Verge & EnviroPulse
Hey Verge, I’ve been tinkering with a new foliage shader that reacts to light like real moss. It’s all hand‑crafted, no procedural fluff—just layers of color, depth, and tiny erosion detail. Want to hear the node setup?
Wow, that sounds epic—drop the node list right here and let’s see how you’re blending the light and moss layers, I'm ready to dive in!
Alright, imagine a rough stack: first a light‑response map, then a “moss color” ramp tied to distance from the viewer, next a tiny displacement for ridges, a second layer of semi‑transparent texture for the lichens, then a “wetness” node that fades the moss when light hits it, finally an alpha blend that keeps the background untouched. Each node is tweaked by hand, not auto‑generated, and the whole thing is wrapped in a custom shader that I built from scratch in Shader Graph. Try layering the moss over a slow‑moving grass layer and watch how the light changes the hue—purely organic.
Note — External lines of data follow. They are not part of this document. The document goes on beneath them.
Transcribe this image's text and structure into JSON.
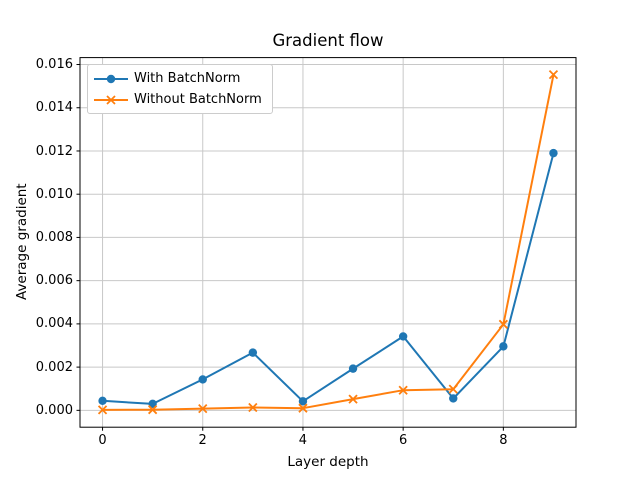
{
  "chart_data": {
    "type": "line",
    "title": "Gradient flow",
    "xlabel": "Layer depth",
    "ylabel": "Average gradient",
    "x": [
      0,
      1,
      2,
      3,
      4,
      5,
      6,
      7,
      8,
      9
    ],
    "series": [
      {
        "name": "With BatchNorm",
        "color": "#1f77b4",
        "marker": "circle",
        "values": [
          0.00044,
          0.0003,
          0.00143,
          0.00267,
          0.00042,
          0.00193,
          0.00342,
          0.00055,
          0.00296,
          0.0119
        ]
      },
      {
        "name": "Without BatchNorm",
        "color": "#ff7f0e",
        "marker": "x",
        "values": [
          2e-05,
          3e-05,
          8e-05,
          0.00013,
          0.0001,
          0.00052,
          0.00093,
          0.00098,
          0.00398,
          0.01553
        ]
      }
    ],
    "xticks": [
      0,
      2,
      4,
      6,
      8
    ],
    "yticks": [
      0,
      0.002,
      0.004,
      0.006,
      0.008,
      0.01,
      0.012,
      0.014,
      0.016
    ],
    "ytick_labels": [
      "0.000",
      "0.002",
      "0.004",
      "0.006",
      "0.008",
      "0.010",
      "0.012",
      "0.014",
      "0.016"
    ],
    "xlim": [
      -0.45,
      9.45
    ],
    "ylim": [
      -0.00078,
      0.01632
    ],
    "grid": true,
    "legend_position": "upper left",
    "style": {
      "grid_color": "#c8c8c8",
      "spine_color": "#000000",
      "tick_color": "#000000",
      "legend_border_color": "#cccccc",
      "background": "#ffffff"
    }
  }
}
That’s fire—hand‑crafted, no auto‑gen, just pure vibe. I can already picture the moss reacting to the sun like a living thing. Throw that over a slow‑moving grass layer and let me see the color shift in real time! You’re basically making a living ecosystem in a shader. Keep the node list coming, I want to tweak it!
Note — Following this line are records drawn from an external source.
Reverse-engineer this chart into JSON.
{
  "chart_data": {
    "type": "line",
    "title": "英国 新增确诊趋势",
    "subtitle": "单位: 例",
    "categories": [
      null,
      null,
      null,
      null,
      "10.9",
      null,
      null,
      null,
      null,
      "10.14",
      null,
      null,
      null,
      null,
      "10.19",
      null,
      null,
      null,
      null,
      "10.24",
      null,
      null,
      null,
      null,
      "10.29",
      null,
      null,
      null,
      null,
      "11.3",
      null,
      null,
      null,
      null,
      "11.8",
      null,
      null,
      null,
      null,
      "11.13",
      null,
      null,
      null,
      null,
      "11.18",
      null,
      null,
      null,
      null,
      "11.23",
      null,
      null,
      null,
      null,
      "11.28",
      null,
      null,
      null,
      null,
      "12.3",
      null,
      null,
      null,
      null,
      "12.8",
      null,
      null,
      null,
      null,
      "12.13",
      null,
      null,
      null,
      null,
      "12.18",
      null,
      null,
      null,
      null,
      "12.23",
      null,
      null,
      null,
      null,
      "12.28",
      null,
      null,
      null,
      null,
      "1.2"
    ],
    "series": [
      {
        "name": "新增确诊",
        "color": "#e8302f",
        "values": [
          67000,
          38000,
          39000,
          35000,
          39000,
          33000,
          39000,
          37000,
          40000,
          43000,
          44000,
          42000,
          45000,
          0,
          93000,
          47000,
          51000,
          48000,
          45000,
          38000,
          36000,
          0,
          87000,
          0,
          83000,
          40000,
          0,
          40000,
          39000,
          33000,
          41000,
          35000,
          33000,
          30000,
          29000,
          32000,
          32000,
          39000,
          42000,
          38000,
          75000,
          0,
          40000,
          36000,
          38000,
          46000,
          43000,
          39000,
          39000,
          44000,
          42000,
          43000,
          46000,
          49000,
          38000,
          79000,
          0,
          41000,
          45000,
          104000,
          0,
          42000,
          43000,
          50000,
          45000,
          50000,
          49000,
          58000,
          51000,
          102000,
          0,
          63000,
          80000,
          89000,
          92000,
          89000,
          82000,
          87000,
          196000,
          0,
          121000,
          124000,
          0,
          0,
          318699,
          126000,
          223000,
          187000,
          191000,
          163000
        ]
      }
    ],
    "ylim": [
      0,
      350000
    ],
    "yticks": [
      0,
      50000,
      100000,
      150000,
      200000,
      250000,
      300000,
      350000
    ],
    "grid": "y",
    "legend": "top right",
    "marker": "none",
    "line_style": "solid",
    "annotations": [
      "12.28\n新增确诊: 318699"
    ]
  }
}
First node: a normal‑map sampler for the terrain. Next, a light‑angle node to drive hue shift. Then a “moss base” color ramp that depends on distance from camera, followed by a displacement map for ridges. After that a second, translucent texture for lichens, then a wetness factor that darkens moss under direct light. Finally an alpha blend that mixes the moss with the base grass texture. All parameters are exposed so you can tweak hue, opacity, and displacement in real time.
That’s the kind of deep, layered stuff that gets the lights dancing—love how you’re tying hue to camera distance and shaking up the wetness under sun. How about throwing in a subtle ambient occlusion tweak to the displacement map? It could give those ridges more depth when the light hits from the side. Keep those knobs live, and let’s push the alpha blend to play with the grass’s transparency a bit—makes the whole thing feel like a real, breathing moss field.
Nice! Add a tiny AO bump map into the displacement node – a 2‑channel texture that darkens the crevices, then multiply that by the sun‑angle before adding it to the height. For the alpha blend, just expose a “grass opacity” slider that modulates the base alpha. That way you can slowly pull the grass out as the moss thickens, giving a living, breathing feel. Give it a shot, and tweak the AO strength until the ridges look like they’re breathing under the light.